Tuesday, 18 November 2014

Fashion Institute of Technology: Dance and Fashion


Set in a mise-en-scène full of dramatic flair by architect Kim Ackert, this exhibition opens with an enthralling display of ballet costumes and similarly dance-related fashion pieces from the 1830's to modern times.

Designers such as Stella McCartney, Yves Saint Laurent, Cristobal Balenciaga Rick Owens, Iris Van Herpen and Oscar de la Renta were amongst those featured here and it was terribly exciting to see their masterpieces live. 

The exhibition aims to explore the relation between dance and fashion and their influence as art forms on one another.
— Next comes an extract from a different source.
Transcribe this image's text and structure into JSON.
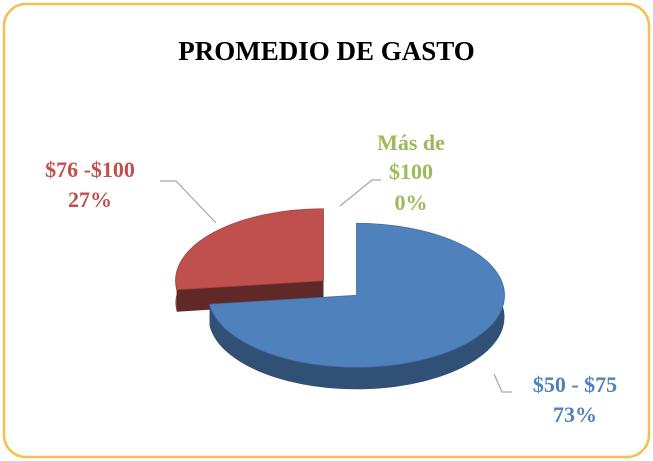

It primarily features designs created for the New York City ballet, but also includes modern dance costumes worn by famed dancers. 

Ballet dress by Iris Van Herpen - she is part of a new wave of upcoming designers, and has been hailed as the next Alexander Mcqueen due to her innovative use of 3D structures and futuristic, surrealistic textures.

This piece stood out to be because it had been part of an event that drew tantamount attention from the public. 


Rick Owens, an American fashion designer hailing from California had created his Spring/Summer 2014 collection and drawn inspiration from "stepping", a form of dance that evolved in African-American colleges. It is effectively a fusion of step dancing and cheerleading with military precision. For the runway showcase, Owens chose to debut his Summer/Spring 2014 collection with the dancers from four different sorority hip-hop groups to perform a bombastic, provocative and vicious dance during the introduction.


This radical move came amidst a period of great social-political unrest in the Fashion industry –as we are normally accustomed to 6-foot-tall, lithe Caucasian models. Naomi Campbell was also struck by this sentiment, as she had just written to the British Fashion Council to lament about the great lack of black models on British runways. In addition to that, Kanye West had just debated the limited futures that black people had in the fashion industry. As a result Owens' vicious model-army and their full-throttle performance swept their audience and the rest of the fashion world away, making a massive statement about the cutthroat, discriminative and overly-commercialized nature of fashion week. 

It was amazing to be able to see up close and personal - a piece that had played such an vital part in changing fashion history.